It’s time to liberate yourself from all sorts of stereotypes about elegance, beauty and styles. At least this is what Donatella Versace is trying to do with her new liberal Versace spring/summer 2014 collection, unveiled at Milan Fashion Week yesterday. As she modestly says she is liberating the Versace woman. “Usually we give them clothes that are very tight to the body but this time they are much more languid – they caress the body.” She is also giving the Versace girl more creativity and self-confidence.
The Versace spring/summer 2014 collection is inspired from the street life and its limitless variety of options, where you see catwalk-like situations every minute. The ordinary and comfy fabrics are just made to form the image of the carefree stroller or the cool swagger. Mostly black, white and some blue and indigo tones create a party mood, and will surely make the street an open air pub for those who just want to enjoy and have fun of every second of life.
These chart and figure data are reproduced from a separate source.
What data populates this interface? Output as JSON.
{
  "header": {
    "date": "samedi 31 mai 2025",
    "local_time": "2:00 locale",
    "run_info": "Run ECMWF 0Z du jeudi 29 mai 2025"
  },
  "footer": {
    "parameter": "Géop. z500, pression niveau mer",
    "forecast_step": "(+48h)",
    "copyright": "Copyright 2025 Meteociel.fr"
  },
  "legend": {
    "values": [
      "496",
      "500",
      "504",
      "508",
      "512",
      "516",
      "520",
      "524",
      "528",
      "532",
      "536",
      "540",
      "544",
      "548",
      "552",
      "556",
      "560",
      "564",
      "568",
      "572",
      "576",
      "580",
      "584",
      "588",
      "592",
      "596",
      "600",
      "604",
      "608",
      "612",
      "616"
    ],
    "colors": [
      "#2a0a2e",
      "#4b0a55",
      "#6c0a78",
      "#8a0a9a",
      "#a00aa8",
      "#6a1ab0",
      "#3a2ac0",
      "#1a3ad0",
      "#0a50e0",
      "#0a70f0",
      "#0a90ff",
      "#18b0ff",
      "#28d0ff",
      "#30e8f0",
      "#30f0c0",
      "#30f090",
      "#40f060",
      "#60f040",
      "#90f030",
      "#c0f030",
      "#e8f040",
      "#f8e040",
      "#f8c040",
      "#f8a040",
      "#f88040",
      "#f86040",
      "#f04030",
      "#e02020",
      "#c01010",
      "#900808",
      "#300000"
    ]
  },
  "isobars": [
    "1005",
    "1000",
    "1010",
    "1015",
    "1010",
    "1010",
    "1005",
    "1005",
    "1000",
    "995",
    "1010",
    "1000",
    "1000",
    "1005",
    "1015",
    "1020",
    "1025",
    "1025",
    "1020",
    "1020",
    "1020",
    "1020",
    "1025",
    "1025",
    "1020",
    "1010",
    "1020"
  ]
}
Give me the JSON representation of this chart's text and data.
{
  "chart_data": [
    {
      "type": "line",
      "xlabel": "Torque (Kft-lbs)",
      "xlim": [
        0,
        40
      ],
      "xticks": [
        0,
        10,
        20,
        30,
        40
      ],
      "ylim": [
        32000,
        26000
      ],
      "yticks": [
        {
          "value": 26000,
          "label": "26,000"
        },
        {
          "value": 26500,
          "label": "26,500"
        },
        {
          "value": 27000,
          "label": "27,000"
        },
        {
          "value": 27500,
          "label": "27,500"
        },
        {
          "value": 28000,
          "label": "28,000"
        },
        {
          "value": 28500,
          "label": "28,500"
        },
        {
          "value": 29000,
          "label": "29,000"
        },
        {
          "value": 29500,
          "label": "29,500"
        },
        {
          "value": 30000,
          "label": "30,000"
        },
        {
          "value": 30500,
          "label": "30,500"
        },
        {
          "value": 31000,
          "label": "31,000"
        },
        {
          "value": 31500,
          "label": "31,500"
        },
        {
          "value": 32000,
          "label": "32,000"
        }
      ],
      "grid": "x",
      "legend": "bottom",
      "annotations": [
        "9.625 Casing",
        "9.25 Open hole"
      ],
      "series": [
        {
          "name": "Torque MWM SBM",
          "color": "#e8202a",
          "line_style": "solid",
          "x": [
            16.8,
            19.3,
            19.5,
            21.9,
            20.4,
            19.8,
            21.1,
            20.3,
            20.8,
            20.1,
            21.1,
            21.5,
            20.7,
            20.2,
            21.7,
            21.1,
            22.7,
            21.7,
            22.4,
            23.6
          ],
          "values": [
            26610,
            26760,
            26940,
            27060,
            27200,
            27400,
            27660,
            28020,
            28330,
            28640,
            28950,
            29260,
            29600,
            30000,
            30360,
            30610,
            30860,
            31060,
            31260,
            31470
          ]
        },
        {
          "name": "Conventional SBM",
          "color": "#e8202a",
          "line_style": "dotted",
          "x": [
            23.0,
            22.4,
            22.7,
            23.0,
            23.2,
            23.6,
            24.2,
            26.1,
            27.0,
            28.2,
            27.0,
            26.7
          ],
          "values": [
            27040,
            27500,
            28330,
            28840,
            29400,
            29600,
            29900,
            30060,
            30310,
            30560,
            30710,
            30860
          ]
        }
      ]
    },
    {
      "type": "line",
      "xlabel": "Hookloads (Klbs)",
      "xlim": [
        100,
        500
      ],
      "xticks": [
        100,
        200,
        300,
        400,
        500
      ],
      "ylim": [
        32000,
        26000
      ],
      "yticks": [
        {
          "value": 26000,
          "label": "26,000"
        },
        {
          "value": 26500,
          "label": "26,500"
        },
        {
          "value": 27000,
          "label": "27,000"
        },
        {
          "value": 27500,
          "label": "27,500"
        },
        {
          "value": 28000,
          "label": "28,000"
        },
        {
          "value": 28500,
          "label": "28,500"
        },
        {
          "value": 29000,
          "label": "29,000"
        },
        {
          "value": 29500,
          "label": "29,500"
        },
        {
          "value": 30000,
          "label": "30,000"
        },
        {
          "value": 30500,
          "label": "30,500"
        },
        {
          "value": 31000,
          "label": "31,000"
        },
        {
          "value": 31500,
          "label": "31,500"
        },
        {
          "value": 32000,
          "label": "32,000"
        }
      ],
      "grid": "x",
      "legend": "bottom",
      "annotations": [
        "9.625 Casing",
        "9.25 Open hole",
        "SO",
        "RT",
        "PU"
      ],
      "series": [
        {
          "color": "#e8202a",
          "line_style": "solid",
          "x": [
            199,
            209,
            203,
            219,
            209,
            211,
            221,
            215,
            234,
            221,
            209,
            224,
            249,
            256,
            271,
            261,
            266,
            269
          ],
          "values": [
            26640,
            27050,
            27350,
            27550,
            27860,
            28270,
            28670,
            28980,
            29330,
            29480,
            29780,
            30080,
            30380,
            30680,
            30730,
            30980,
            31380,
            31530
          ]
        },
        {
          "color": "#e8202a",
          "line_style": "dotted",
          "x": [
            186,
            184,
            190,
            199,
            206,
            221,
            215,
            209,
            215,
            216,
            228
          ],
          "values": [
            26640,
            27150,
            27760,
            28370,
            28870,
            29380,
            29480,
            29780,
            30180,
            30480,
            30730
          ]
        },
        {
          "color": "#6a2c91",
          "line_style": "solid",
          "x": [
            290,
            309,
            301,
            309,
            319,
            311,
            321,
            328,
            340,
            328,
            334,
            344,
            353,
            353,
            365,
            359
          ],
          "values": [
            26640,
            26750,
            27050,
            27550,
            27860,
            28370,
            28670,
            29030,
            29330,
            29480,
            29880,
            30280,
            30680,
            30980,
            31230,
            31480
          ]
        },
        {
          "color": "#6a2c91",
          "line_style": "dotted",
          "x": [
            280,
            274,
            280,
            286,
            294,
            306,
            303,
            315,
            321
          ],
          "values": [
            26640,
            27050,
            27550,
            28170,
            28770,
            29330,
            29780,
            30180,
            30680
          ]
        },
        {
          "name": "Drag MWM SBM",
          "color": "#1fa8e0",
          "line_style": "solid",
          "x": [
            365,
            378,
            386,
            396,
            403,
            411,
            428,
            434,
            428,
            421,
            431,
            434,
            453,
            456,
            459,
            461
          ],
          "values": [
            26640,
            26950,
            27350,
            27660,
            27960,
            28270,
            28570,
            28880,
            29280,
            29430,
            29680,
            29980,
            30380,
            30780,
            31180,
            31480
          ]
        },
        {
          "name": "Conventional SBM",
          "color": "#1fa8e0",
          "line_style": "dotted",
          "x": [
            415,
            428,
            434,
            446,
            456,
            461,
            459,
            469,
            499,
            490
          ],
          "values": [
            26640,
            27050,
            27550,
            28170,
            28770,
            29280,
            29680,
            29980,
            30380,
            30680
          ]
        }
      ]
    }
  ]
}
The first look of the Versace spring 2014 runway show was a grayish, almost black denim jacket combined with an indigo skirt. The big, antique belt completes the look giving the model a self-reliant and free image. The jacket itself would be totally comfortable and cool for a brave and dashing motorcyclist. It would even be just fine to create a vampire look for Halloween, or to be the lead singer in a rock group.
The other looks of the Versace spring/summer 2014 collection have a bit more classiness. The see-through shirt with a tight black skirt is not a bad idea for business parties. The skinny pants worn with a loose black shirt are ideal to have a nice evening walk in the most audacious parts of the city. The white looks from the new Versace collection are appealing and lovely. You can even find some red carpet luxurious looks in the show that will surely make you stunning and dazzling.
As the fashioner claims, she wanted to give a status of luxury to ordinary things. Well, one thing is sure Donatella Versace can create extravagant looks from the most common shapes and fabrics.